Ekspresi pria itu perlahan berubah. Rahangnya berkedut. Matanya, yang awalnya tampak tulus, kini memancarkan sesuatu yang lain—
Kemarahan. Kegetiran.
Lalu dengan suara yang lebih dingin dari sebelumnya, dia menatap Rafa dan berkata,
"Kamu tahu gak, Rafa? Kamu itu gak bisa hamil."
Aku melihat Rafa mengerutkan alis, tapi pria itu melanjutkan—suara tajam menusuk, seperti pisau yang ditusukkan ke jantung Rafa perlahan-lahan.
"GAK. BISA. HAMIL. PAHAM?"
"MASIH ADA YANG MAU NIKAH SAMA KAMU AJA, KAMU SEHARUSNYA SUDAH BERSYUKUR!"
Rafa menatapnya, matanya yang tadi penuh amarah kini bergetar. Seolah ada sesuatu yang patah dalam dirinya.

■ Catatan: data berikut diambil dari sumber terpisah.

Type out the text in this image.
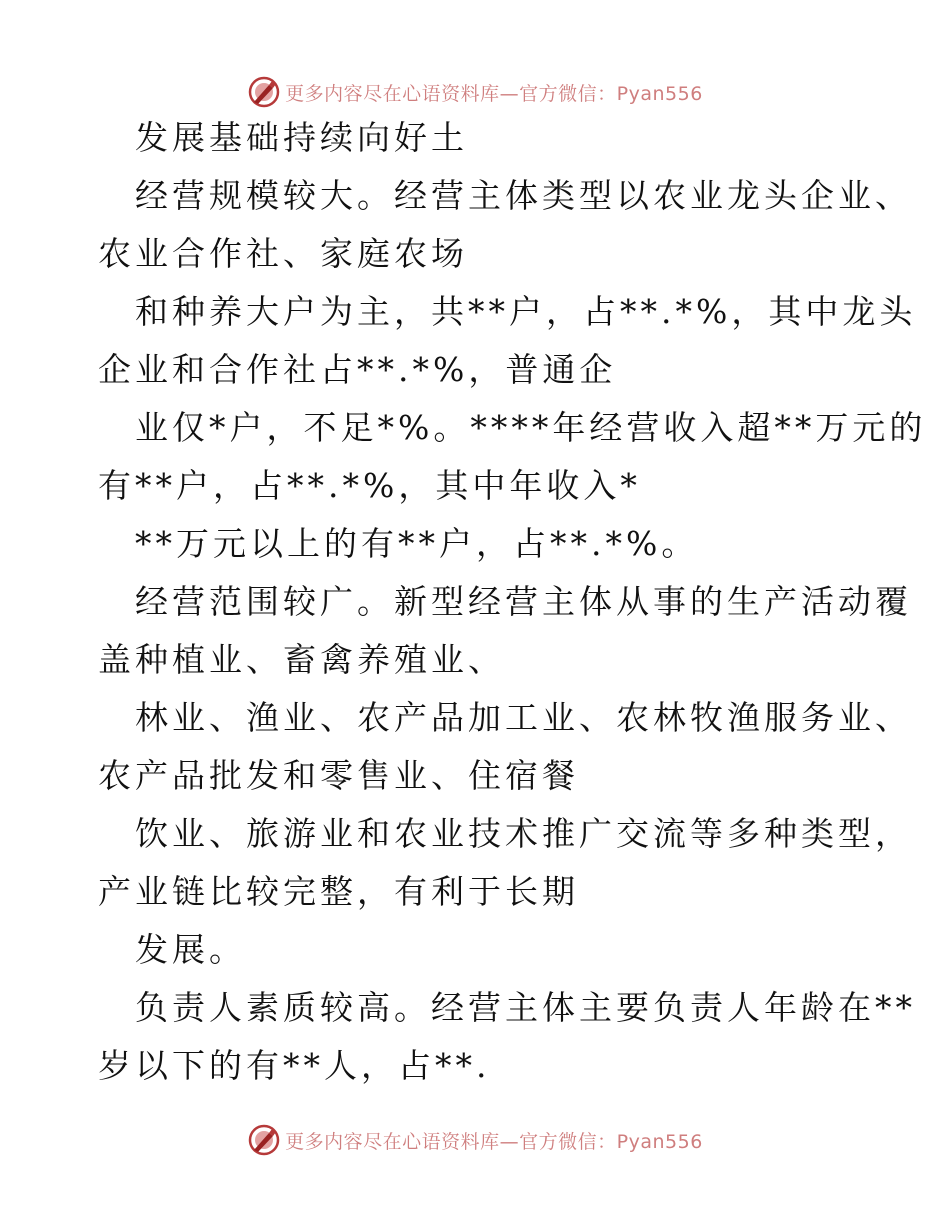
更多内容尽在心语资料库—官方微信：Pyan556
发展基础持续向好土
经营规模较大。经营主体类型以农业龙头企业、
农业合作社、家庭农场
和种养大户为主，共**户，占**.*%，其中龙头
企业和合作社占**.*%，普通企
业仅*户，不足*%。****年经营收入超**万元的
有**户，占**.*%，其中年收入*
**万元以上的有**户，占**.*%。
经营范围较广。新型经营主体从事的生产活动覆
盖种植业、畜禽养殖业、
林业、渔业、农产品加工业、农林牧渔服务业、
农产品批发和零售业、住宿餐
饮业、旅游业和农业技术推广交流等多种类型，
产业链比较完整，有利于长期
发展。
负责人素质较高。经营主体主要负责人年龄在**
岁以下的有**人，占**.
更多内容尽在心语资料库—官方微信：Pyan556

Aku melihat napasnya memburu.
Lalu...
PLAK!
Tamparan keras mendarat di pipi pria itu. Aku sampai ikut mundur sedikit, terkejut.
Rafa menunjuk-nunjuk wajah pria itu, suaranya bergetar antara marah dan putus asa.
"Kamu diam ya! Aku sudah gak cinta sama kamu! Aku sudah beralih!"
Aku bisa melihat air mata di sudut matanya. Tapi dia tidak mundur.
"Aku sudah cinta dengan orang lain. Dan dia..." Rafa mengangkat dagunya, matanya menatapku tajam.
"Ya, dia orangnya. Orang yang barusan teriak tadi."
DEG!
Dadaku langsung berdegup keras. Aku bahkan hampir tersedak udara. Aku?!
Mulutku menganga, otakku mencoba memproses apa yang baru saja terjadi. Namun segera teralihkan oleh napas pria itu yang jelas sekali dia sedang sangat marah sekarang.
Aku mendengar suara napas berat.
Aku menoleh.
Wajah pria itu berubah. Rahangnya mengeras, matanya berkilat. Dari seseorang yang tadinya tampak seperti pria sukses, kini aku hanya melihat seorang pria yang kehilangan kendali.
Tiba-tiba—
BRAK!
Kursi di sebelahnya tergeser dengan kasar saat dia maju dan mencengkeram lengan Rafa dengan kuat.
"LEPASIN GAK!" Rafa berteriak, berusaha menarik tangannya yang digenggam erat.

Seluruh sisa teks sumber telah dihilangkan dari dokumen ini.